Sato quickly became familiar with the big stage and the big crowds, representing his native Japan at the 2015 World Junior Division I-B tournament in Hungary. The biggest crowd of his career saw him run at the 2016 state high school track and field championships in Des Moines, Iowa. Sato competed for Mason City’s Newman Catholic High School, running in in the state 100- and 200-meter dash races as a senior. A meet-record crowd of more than 13,700 fans jammed into Des Moines’s Drake Stadium on the opening day of last year’s meet, witnessing both of Sato’s races at the state meet. He only joined the team after some convincing from his teammates that they needed his speed in a relay race or two.
Sato’s development as a junior hockey player came with the North Iowa Bulls, but his greatest exposure to Division I scouts came with the Northeast Generals, in his second turn in the North American Hockey League. His first turn with the Wilkes-Barre/Scranton Knights at the start of the 2015-16 campaign yielded two goals, but lasted just three games.
“I liked the team and my teammates, but it just wasn’t the right fit with the coach,” said Sato. “My playing style wasn’t his thing, so that’s how I got back with the Bulls and decided I’d just win another championship with them.”
This year as a 1996-born player, Sato decided it was time to make his move in his final season of junior hockey. He wrapped up his Tier III career with 15 points in seven games with the Bulls, and made an immediate impact with the Northeast Generals. His Generals debut on Oct. 14 included an early go-ahead goal against the New Jersey Titans, the first of his 36 points on the team. That total ranked second on the Northeast roster, despite playing just 48 games this year.
This year was one of change for the former Bulls star, in several ways. In joining the Northeast Generals, Sato went from a team that won 41 games and led the NA3HL with more than 900 fans a game at home to one that finished at the bottom of the NAHL standings and attendance chart. That change, though, is one he says needed to happen.

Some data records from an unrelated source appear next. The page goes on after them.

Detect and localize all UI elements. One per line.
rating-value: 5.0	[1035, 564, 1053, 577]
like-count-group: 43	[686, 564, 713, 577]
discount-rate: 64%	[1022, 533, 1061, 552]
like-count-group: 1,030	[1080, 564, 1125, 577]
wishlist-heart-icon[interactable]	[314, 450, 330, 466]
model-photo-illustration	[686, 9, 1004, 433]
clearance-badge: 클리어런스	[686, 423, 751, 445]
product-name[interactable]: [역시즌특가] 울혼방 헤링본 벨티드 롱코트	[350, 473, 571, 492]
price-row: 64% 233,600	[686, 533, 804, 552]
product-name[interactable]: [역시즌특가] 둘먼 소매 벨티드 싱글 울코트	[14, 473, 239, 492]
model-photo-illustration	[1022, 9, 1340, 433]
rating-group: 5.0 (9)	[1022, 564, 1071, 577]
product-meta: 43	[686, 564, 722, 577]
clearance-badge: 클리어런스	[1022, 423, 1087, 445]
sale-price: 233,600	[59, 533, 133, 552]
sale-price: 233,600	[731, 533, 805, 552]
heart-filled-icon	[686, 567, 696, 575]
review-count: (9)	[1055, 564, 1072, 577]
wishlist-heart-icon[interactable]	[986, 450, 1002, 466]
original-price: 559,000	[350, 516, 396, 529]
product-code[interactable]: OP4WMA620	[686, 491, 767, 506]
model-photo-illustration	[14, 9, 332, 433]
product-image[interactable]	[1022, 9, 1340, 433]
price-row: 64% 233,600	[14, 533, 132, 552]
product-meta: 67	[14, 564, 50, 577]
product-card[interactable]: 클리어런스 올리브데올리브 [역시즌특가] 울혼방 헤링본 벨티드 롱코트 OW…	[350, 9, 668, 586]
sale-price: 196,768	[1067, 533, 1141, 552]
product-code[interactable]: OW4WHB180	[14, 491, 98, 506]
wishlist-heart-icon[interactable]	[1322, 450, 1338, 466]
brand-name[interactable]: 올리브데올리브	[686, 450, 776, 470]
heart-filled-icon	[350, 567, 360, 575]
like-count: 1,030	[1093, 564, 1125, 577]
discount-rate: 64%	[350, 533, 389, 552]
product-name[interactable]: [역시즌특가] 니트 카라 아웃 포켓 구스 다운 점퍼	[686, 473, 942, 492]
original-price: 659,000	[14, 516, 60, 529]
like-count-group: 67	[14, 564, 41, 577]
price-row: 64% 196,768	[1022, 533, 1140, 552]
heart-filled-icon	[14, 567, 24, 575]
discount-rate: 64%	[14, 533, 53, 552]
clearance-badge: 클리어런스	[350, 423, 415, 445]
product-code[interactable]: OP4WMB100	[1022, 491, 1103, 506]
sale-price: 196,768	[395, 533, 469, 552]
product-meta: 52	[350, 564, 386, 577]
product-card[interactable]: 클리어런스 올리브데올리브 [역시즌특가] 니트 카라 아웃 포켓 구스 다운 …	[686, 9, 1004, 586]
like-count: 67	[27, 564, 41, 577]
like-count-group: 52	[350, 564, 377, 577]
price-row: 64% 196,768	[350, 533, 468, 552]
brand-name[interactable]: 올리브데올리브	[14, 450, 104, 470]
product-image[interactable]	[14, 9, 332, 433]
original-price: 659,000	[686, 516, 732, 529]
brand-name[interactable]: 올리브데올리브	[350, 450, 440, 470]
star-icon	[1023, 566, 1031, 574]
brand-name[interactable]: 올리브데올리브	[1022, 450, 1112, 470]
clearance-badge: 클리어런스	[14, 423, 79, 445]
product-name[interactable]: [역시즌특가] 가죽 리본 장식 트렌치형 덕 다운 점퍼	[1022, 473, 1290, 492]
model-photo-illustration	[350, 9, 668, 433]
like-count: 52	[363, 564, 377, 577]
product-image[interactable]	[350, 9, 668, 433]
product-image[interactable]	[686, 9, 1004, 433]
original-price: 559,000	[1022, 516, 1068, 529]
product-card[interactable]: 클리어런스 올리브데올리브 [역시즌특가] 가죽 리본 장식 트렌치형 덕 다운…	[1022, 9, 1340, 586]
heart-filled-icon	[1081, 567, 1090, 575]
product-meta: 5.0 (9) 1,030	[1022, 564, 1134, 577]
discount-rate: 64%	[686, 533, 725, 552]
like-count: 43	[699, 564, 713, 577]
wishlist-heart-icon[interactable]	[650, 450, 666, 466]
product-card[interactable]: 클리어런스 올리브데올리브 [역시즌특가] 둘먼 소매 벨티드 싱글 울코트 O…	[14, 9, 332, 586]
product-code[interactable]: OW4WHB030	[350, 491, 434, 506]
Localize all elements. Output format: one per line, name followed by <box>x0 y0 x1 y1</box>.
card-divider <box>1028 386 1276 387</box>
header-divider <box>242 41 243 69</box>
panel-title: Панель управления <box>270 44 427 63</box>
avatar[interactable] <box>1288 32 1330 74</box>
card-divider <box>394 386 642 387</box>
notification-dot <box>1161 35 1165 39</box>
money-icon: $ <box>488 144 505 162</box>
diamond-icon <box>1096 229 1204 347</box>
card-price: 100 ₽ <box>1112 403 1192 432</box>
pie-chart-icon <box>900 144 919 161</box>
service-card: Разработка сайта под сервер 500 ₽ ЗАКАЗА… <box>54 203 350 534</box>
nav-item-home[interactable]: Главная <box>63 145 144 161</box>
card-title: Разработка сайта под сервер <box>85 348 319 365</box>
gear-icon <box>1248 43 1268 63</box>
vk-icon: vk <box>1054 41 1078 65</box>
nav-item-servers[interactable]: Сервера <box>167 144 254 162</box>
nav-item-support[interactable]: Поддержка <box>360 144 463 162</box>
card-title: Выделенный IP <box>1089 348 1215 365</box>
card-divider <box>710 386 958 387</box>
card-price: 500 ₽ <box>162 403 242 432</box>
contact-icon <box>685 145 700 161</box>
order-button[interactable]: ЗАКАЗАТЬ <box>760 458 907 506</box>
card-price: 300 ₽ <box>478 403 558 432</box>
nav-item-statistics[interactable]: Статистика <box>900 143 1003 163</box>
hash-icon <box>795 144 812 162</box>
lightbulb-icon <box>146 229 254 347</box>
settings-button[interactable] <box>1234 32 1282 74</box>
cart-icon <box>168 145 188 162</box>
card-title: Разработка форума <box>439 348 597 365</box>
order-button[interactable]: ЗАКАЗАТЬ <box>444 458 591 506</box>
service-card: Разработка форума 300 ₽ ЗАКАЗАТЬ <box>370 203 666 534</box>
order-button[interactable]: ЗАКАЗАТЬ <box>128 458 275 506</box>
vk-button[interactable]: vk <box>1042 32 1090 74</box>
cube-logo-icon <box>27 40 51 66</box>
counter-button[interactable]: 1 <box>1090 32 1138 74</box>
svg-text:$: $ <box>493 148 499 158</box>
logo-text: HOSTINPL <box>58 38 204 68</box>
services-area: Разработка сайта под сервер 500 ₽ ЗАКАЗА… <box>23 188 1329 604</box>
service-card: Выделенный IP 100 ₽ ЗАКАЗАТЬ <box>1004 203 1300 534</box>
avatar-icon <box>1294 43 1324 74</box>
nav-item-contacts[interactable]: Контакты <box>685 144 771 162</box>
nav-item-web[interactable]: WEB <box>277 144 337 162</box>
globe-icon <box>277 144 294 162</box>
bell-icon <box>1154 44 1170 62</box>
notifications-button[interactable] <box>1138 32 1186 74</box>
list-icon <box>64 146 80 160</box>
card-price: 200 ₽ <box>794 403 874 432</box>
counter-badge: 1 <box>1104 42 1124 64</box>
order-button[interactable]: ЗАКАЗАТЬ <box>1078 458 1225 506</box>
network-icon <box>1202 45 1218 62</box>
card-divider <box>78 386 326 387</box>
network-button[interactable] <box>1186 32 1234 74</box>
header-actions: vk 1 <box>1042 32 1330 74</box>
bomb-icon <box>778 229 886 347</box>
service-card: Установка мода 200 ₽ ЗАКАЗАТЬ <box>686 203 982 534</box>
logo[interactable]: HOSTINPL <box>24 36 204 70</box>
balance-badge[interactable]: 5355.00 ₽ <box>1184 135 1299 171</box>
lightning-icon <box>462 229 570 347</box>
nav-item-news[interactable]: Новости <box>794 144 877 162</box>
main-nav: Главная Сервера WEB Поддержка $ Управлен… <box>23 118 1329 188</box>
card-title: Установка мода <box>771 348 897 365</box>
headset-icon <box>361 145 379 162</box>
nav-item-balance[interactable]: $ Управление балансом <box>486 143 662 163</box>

“I wanted to prove to everyone that I could play [in the NAHL] and to actually stay in the league this time,” said Sato. “Being right there in Boston, there is Hockey East with big schools, and there are good Division III schools that are always at our games. That’s one of the reasons I wanted to go there, was the exposure for quality scouts to play either Division III [hockey] or Division I.”
Sato becomes the second North Iowa alumnus to pick a Hockey East school this year. Former North Iowa and Amarillo Bull Jeff Solow committed to Merrimack College in late January, and began playing for the Warriors immediately after making his commitment.
“Jeff was one of my good friends when he was with the North Iowa Bulls,” said Sato. “When I saw he went to Merrimack, I was excited for him, and I went to see one of his games while I was playing for Northeast. When I decided to go to New Hampshire, I was excited to play against Jeff and beat Merrimack.”
North Iowa can now boast of six alumni to reach the Division I level in as many years, including three in the last year. Dominik Florian was the second-highest scorer this year for American International College as a freshman, and Solow appeared in three games for Merrimack.
The North Iowa Bulls wish Kohei all the success in his academic and hockey pursuits at UNH.